The small 2.80 x 2.80 cm tablet is a unique and rare find that has not been discovered until now in archeological excavations in Israel.
Archaeologists Saar Ganor, Itamar Weissbein and Oren Shmueli of the Israel Antiquities Authority (IAA) said that the artifact was imprinted in a carved pattern, and the artist’s fingerprints survived on the back.
The tablet depicts the scene of a man leading a captive. The captor is an important figure wearing a skirt, holding a completely naked captive with hands folded and tied behind his back.
The researchers noted that it is evident that the artist sought to emphasize the captive’s humiliation by showing him naked and perhaps to describe the ethnic differences between the captor and the captive by presenting each figure’s different facial features. The captor’s hair is curled and his face is full, while the captive is thin and his face elongated.
According to the researchers, “the artist who created this tablet appeared to have been influenced by similar representations known in Ancient Near East art. The manner in which the captive is bound has been seen previously in reliefs and artifacts found in Egypt and northern Sinai.”
Although the tablet was not found through an organized archaeological excavation, the researchers estimate, based on parallels to the Egyptian art world and local Canaanite art, that the artifact should be dated to the Late Bronze Age, between the 12th and 15th centuries BCE.
The violence portrayed raises interesting questions about the historical background of the tablet. During this period, the Egyptian Empire ruled Canaan. The latter was divided into “city-states” ruled by local kings. From letters sent by Canaan kings of that period to Egypt, known as the El Amarna letters, it is known that internal struggles and control conflicts existed between Canaanite cities.
In archeological research, Tel Jemmeh is identified with the Canaanite city of Yurza – one of the strongest Canaanite cities in the south of the country. Ganor, Weissbein and Shmueli believe that the scene depicted on the tablet symbolically describes the power struggles between the city of Yurza and one of the cities close to the Tel, possibly Gaza, Ashkelon or Lachish, or the struggle of a nomadic population residing in the Negev.

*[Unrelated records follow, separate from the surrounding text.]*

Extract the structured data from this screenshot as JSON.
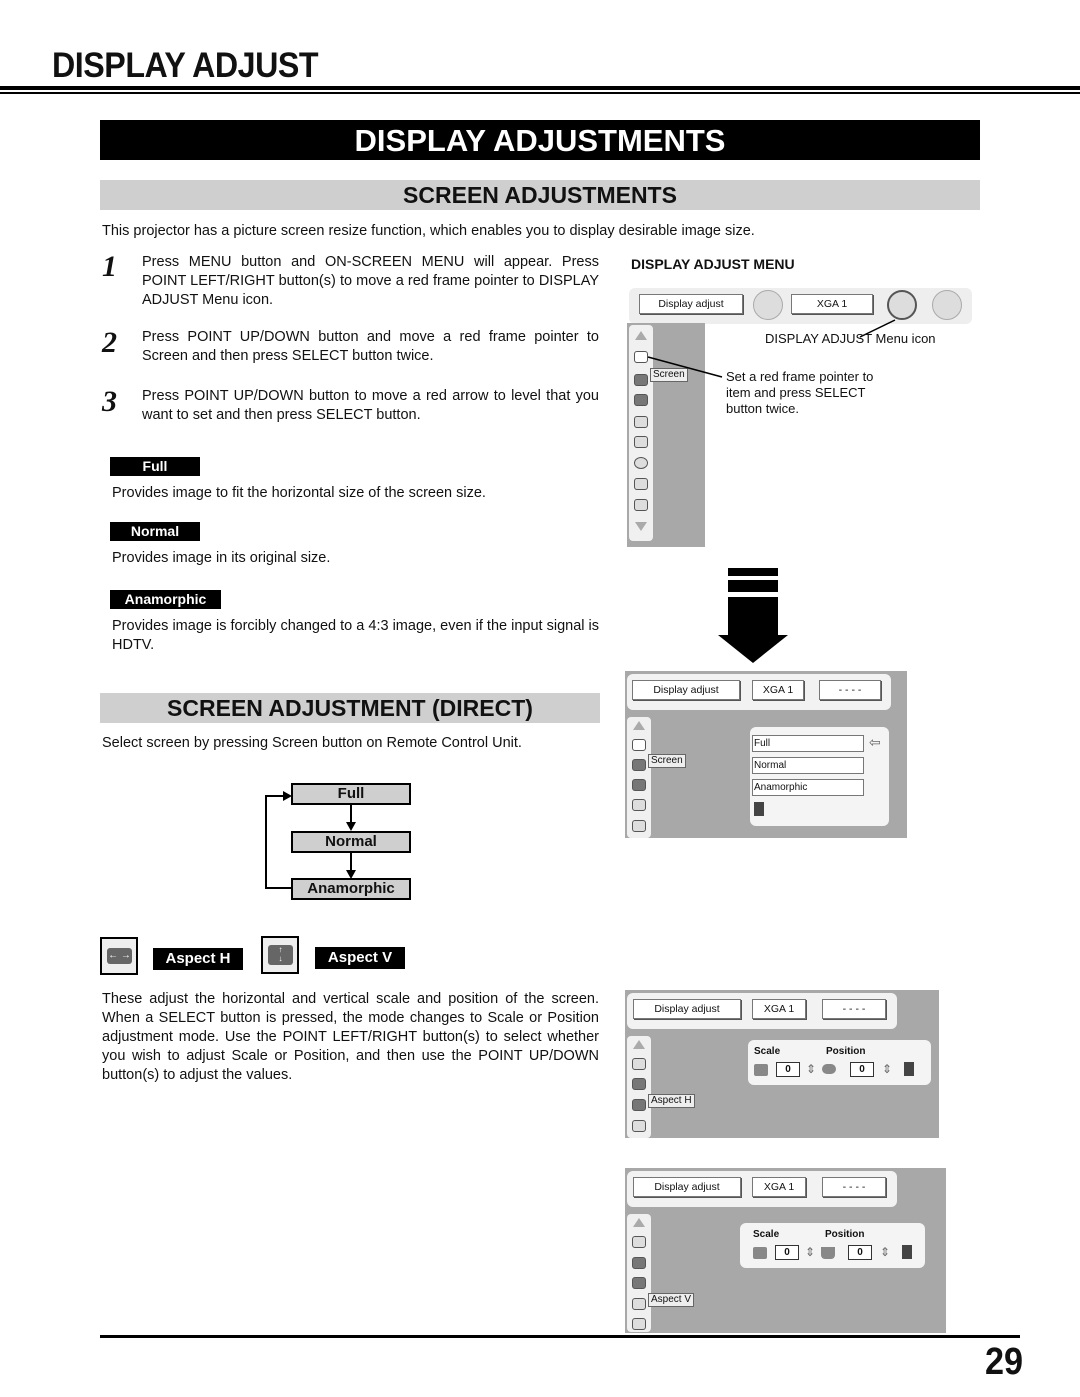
{
  "page": {
    "section_title": "DISPLAY ADJUST",
    "page_number": "29"
  },
  "banner": {
    "main": "DISPLAY ADJUSTMENTS",
    "screen_adjustments": "SCREEN ADJUSTMENTS",
    "screen_adjustment_direct": "SCREEN ADJUSTMENT (DIRECT)"
  },
  "intro": "This projector has a picture screen resize function, which enables you to display desirable image size.",
  "steps": [
    {
      "number": "1",
      "text": "Press MENU button and ON-SCREEN MENU will appear.  Press POINT LEFT/RIGHT button(s) to move a red frame pointer to DISPLAY ADJUST Menu icon."
    },
    {
      "number": "2",
      "text": "Press POINT UP/DOWN button and move a red frame pointer to Screen and then press SELECT button twice."
    },
    {
      "number": "3",
      "text": "Press POINT UP/DOWN button to move a red arrow to level that you want to set and then press SELECT button."
    }
  ],
  "modes": [
    {
      "label": "Full",
      "description": "Provides image to fit the horizontal size of the screen size."
    },
    {
      "label": "Normal",
      "description": "Provides image in its original size."
    },
    {
      "label": "Anamorphic",
      "description": "Provides image is forcibly changed to a 4:3 image, even if the input signal is HDTV."
    }
  ],
  "direct": {
    "description": "Select screen by pressing Screen button on Remote Control Unit.",
    "flow": [
      "Full",
      "Normal",
      "Anamorphic"
    ]
  },
  "aspect": {
    "h_label": "Aspect H",
    "v_label": "Aspect V",
    "description": "These adjust the horizontal and vertical scale and position of the screen. When a SELECT button is pressed, the mode changes to Scale or Position adjustment mode. Use the POINT LEFT/RIGHT button(s) to select whether you wish to adjust Scale or Position, and then use the POINT UP/DOWN button(s) to adjust the values."
  },
  "menu": {
    "heading": "DISPLAY ADJUST MENU",
    "menu_name": "Display adjust",
    "source": "XGA 1",
    "blank": "- - - -",
    "callout_icon": "DISPLAY ADJUST Menu icon",
    "callout_pointer": "Set a red frame pointer to item and press SELECT button twice.",
    "label_screen": "Screen",
    "label_aspect_h": "Aspect H",
    "label_aspect_v": "Aspect V",
    "options": [
      "Full",
      "Normal",
      "Anamorphic"
    ],
    "scale_label": "Scale",
    "position_label": "Position",
    "scale_value": "0",
    "position_value": "0"
  }
}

They believe that “the scene depicted on the tablet is taken from descriptions of victory parades; hence the tablet should be identified as a story depicting the ruler’s power over his enemies. This opens a visual window to understanding the struggle for dominance in the south of the country during the Canaanite period.”
Pablo Betzer, an archaeologist from the Southern District of the IAA, stated that “antiquities are our cultural heritage, and each find adds to the entire puzzle of the story of the Land.”
Therefore, he underscored the “great importance in turning archaeological findings over to the National Treasures Department to be researched and displayed for the entire public to enjoy.”
Addressing the boy’s act, he said that is “indicates value education and good citizenship on the part of Imri and his parents.”